水分子は、1個の酸素原子に2個の水素原子が「結合」したものです。二酸化炭素は、1個の炭素原子に2個の酸素原子がやはり「結合」したものです。それでは、「結合」は何によって起こるのでしょうか?

水素分子は2個の水素原子からできていて、H2と表されることは皆さんもご存知のことと思います。では、なぜ水素原子は2個集まるとH2になり、2個の水素原子(H)のままでいないのでしょうか?

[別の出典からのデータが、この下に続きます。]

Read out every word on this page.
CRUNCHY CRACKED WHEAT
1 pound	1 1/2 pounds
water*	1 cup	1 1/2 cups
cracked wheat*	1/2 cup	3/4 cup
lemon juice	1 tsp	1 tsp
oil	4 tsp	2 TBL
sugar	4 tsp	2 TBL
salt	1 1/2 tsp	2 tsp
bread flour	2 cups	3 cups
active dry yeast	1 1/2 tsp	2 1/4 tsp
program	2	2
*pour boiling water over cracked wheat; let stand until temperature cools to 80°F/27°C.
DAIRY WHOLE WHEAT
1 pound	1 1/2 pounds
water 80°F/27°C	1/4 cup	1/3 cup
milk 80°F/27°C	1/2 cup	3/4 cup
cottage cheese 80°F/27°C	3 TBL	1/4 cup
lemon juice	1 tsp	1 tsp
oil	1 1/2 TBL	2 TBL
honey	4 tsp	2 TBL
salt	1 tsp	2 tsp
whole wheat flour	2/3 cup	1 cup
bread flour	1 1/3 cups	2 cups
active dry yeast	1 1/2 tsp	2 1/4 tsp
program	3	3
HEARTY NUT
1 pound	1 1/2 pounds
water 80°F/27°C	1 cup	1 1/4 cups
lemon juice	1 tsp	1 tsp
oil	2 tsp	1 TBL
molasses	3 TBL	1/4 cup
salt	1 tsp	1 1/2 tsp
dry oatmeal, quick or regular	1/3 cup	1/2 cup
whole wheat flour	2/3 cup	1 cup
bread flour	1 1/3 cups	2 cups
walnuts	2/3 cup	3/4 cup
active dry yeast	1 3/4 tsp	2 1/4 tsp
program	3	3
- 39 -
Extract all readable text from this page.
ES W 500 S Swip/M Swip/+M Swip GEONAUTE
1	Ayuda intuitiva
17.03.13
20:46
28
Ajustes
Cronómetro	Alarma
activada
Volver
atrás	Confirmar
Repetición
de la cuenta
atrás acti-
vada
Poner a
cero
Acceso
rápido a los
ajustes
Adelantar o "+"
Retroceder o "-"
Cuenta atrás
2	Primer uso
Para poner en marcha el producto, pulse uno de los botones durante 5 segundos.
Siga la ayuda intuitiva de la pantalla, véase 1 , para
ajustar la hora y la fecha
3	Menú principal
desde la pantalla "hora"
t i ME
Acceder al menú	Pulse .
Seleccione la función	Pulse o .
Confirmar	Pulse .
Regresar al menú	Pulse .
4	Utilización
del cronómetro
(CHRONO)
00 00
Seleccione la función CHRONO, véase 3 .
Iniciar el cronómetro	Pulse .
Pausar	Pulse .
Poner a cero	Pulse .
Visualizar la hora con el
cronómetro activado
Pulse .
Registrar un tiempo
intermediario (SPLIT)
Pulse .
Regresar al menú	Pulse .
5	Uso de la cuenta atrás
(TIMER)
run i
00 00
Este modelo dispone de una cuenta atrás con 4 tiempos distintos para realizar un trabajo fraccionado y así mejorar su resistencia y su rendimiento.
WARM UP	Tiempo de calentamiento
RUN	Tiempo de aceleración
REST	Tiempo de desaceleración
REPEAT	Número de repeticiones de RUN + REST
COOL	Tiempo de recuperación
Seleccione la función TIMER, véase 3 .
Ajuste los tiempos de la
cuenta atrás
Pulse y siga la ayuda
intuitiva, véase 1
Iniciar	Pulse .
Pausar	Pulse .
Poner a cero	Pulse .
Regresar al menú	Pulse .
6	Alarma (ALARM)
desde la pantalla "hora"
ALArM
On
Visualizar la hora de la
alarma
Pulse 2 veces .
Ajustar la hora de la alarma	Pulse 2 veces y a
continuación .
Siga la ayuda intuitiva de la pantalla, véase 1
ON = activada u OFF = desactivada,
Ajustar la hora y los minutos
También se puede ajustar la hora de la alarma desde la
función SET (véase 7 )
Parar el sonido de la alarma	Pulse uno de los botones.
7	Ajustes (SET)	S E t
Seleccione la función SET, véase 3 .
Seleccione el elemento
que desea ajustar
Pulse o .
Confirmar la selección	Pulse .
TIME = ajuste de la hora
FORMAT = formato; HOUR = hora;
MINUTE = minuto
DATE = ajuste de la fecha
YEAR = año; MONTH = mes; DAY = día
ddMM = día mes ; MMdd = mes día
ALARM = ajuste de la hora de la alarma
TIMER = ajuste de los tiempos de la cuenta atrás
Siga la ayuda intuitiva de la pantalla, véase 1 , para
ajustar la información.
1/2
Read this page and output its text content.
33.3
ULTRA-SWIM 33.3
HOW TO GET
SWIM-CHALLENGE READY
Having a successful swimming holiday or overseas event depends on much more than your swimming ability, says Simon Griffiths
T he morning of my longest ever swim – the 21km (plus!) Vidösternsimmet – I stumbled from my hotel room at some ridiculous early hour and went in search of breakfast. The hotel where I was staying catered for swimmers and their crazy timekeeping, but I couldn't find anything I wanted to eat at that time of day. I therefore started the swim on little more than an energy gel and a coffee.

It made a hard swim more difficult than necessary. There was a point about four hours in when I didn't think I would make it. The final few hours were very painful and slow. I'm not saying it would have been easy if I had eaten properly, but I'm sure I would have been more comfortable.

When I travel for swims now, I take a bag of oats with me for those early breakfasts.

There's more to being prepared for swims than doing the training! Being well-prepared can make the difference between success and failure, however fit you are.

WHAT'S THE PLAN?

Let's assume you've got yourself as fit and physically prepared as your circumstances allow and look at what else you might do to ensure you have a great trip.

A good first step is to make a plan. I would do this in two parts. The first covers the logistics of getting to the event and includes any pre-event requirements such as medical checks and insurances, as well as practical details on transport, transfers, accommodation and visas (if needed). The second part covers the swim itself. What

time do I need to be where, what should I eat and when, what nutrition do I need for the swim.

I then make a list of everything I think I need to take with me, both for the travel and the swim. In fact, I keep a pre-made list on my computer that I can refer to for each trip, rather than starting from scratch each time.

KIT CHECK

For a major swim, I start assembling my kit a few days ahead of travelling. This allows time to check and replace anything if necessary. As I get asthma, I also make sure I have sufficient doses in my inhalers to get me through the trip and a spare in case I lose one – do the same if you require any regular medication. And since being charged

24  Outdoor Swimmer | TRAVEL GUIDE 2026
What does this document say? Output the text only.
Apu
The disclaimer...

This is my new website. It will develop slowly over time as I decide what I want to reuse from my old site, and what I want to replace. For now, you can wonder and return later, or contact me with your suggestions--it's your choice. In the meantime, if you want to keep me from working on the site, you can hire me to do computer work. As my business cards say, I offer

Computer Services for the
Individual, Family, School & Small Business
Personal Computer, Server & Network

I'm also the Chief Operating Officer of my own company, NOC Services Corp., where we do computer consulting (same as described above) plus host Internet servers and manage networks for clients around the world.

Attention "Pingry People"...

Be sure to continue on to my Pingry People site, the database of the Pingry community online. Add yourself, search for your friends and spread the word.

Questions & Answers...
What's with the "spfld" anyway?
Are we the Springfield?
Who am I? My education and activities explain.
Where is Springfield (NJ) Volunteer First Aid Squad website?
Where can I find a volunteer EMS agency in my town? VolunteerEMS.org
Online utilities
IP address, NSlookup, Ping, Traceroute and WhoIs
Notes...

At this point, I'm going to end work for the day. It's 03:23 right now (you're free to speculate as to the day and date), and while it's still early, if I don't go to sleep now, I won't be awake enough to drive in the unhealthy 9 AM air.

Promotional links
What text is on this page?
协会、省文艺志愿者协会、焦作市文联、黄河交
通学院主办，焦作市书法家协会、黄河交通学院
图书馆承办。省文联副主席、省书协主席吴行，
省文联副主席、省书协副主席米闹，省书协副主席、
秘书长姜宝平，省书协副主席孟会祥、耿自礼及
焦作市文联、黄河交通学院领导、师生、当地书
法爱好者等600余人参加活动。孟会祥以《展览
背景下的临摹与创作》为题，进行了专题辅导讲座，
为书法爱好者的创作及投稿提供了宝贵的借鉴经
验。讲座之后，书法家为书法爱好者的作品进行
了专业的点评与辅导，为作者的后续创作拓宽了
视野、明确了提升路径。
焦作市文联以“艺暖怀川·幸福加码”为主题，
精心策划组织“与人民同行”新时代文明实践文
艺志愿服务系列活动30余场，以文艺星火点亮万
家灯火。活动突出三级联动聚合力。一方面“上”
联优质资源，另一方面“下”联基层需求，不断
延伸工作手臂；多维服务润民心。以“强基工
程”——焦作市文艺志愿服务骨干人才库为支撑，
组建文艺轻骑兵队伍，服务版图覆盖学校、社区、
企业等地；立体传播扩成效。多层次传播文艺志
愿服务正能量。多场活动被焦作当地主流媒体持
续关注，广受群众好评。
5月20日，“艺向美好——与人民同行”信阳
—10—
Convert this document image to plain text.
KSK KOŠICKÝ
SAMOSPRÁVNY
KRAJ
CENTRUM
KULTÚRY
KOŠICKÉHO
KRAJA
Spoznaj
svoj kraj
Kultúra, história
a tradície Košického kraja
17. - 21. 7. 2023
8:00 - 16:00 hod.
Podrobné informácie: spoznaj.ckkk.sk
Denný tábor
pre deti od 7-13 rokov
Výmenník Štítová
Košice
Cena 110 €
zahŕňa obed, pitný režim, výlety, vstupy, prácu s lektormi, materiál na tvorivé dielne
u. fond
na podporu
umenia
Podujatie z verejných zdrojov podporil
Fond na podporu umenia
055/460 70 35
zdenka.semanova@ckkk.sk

分子は複数の原子からできていますが、分子がどのようにでき、どのように変化するか、そのすべての鍵を握るのが、原子の中にいる「電子」です。「化学」と呼ばれる科学分野で、私たちが学ぶことのほとんどすべては、実は「電子の性質」によって引き起こされる現象なのです。

それでは、電子の性質やその動きのすべてがわかれば、「化学」がすべてわかるということなのでしょうか?

そのとおり、すべてわかるのです。

20世紀の前半に確立した物理学の重要な一分野である量子力学は、原子や分子の構造や性質を調べる物理学です。この量子力学を使って電子の性質や挙動を理解することで、化学は大いに進歩しました。量子力学を使って、化学の問題を考えるのが「量子化学」であり、今や化学にはなくてはならない分野になっています。

H2分子は安定で、そのままにしておいても、容易にH原子には分かれません(もちろん火をつけると燃え、水分子になりますが)。どうしてでしょうか。この実に簡単な、そして化学の基礎の基礎は、量子力学で説明されるまではよくわかりませんでした。